Die Antragsteller haben in ihrer Beschwerdebegründung, die der Senat allein prüft (§ 146 Abs. 4 Satz 5 VwGO), im Übrigen nicht behauptet, die Benachrichtigung über die Niederlegung nicht erhalten zu haben, sie sind vielmehr der Auffassung, die Benachrichtigung habe in einer anderen Art und Weise erfolgen müssen. Dass sie den Bescheid vom 17. Januar 2000 tatsächlich nicht erhalten haben, mag sein, da dies voraussetzen würde, dass sie den Bescheid an der auf dem Benachrichtigungszettel angegebenen Stelle abgeholt haben müssten, was möglicherweise nicht geschehen ist. Die Antragsteller haben jedoch gemäß § 181 Abs. 1 Satz 3 ZPO die Zustellung gegen sich gelten zu lassen, da das Schriftstück mit der Abgabe der schriftlichen Mitteilung als zugestellt gilt.

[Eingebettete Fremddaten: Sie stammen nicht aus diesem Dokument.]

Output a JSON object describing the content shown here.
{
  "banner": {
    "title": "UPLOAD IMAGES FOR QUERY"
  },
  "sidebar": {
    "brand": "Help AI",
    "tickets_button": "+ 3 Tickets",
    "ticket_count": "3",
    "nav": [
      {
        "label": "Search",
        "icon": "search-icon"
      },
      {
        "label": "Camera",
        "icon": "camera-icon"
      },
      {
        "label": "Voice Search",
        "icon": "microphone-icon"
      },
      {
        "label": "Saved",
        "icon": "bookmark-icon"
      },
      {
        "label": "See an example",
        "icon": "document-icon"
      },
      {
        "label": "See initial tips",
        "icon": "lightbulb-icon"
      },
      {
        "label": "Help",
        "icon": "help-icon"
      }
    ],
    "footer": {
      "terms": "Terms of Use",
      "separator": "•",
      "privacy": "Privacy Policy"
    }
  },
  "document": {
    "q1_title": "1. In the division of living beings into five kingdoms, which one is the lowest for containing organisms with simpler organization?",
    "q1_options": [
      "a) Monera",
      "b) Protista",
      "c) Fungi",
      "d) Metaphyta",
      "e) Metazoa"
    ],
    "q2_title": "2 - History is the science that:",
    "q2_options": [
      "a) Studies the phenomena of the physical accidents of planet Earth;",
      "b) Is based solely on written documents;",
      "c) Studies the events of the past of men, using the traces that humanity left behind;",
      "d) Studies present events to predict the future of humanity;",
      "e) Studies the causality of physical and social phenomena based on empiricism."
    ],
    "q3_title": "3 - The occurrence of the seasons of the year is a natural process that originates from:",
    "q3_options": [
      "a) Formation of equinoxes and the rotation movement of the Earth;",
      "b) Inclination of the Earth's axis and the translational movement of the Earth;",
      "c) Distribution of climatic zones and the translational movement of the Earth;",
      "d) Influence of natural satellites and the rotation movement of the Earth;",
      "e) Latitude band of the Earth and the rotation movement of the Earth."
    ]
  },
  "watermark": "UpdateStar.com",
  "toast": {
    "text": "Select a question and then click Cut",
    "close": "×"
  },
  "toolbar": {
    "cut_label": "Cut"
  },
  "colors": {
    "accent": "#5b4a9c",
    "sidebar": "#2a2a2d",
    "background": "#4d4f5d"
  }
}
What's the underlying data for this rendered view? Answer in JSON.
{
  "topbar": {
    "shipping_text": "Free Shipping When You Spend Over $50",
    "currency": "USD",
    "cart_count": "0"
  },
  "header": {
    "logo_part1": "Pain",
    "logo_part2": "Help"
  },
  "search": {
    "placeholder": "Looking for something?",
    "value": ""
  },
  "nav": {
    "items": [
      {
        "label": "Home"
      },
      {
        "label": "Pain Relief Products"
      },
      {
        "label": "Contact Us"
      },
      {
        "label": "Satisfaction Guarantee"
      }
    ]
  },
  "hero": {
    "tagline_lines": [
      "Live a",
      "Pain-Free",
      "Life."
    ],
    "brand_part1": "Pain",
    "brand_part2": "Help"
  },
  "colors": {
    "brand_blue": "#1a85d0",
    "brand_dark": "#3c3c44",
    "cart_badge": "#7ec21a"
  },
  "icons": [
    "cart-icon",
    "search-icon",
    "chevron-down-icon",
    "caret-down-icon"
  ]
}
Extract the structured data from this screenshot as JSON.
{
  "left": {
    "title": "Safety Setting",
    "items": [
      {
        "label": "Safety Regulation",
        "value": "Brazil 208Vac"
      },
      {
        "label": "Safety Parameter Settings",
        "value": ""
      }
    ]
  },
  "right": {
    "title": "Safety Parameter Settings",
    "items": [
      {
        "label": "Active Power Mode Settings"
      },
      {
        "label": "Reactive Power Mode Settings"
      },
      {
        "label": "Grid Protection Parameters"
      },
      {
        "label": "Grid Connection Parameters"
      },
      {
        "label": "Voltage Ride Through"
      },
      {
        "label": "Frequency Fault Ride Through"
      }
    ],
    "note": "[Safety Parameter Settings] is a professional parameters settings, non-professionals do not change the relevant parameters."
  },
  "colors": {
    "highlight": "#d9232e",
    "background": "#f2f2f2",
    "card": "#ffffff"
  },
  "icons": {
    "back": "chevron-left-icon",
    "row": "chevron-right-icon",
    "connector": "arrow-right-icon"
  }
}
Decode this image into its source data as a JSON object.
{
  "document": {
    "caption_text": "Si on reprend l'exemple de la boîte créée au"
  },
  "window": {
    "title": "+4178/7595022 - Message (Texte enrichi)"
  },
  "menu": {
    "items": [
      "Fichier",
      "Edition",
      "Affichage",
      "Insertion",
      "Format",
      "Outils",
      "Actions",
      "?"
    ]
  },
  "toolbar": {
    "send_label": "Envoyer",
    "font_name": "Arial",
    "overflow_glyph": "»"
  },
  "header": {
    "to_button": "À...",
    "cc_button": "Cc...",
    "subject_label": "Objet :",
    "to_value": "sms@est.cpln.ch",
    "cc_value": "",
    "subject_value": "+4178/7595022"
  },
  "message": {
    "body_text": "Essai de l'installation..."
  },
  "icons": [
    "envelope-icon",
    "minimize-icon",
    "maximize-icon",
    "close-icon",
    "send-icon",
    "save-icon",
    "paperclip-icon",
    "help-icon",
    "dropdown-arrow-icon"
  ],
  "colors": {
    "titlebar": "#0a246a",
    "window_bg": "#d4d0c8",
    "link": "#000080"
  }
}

Mangels Erfolgsaussicht des erstinstanzlich gestellten Antrags und des eingelegten Rechtsmittels ist der Antrag der Antragsteller auf Gewährung von Prozesskostenhilfe für den zweiten Rechtszug ebenso abzulehnen wie die diesbezügliche Beschwerde für die Versagung im ersten Rechtszug zurückzuweisen.

Die Kostenentscheidung beruht auf § 154 Abs. 2 VwGO; die Streitwertfestsetzung auf den §§ 52 Abs. 1, 47, 53 Abs. 3 GKG, die Befugnis zur Änderung des erstinstanzlichen Streitwerts auf § 63 Abs. 3 GKG. Der Senat hat den Wert des Streitgegenstandes für den hier in Streit befindlichen Bescheid vom 17. Januar 2000 auf 4.545,-- € festgesetzt, da aufgrund der Vorläufigkeit eine Entscheidung im einstweiligen Rechtsschutzverfahren es angemessen erscheint, von dem in Streit befindlichen Betrag der Ersatzvornahmekosten in Höhe von 18.182,28 € lediglich ein Vierteil festzusetzen.

Dieser Beschluss ist unanfechtbar (§ 152 Abs. 1 VwGO, §§ 68 Abs. 1, 66 Abs. 3 GKG).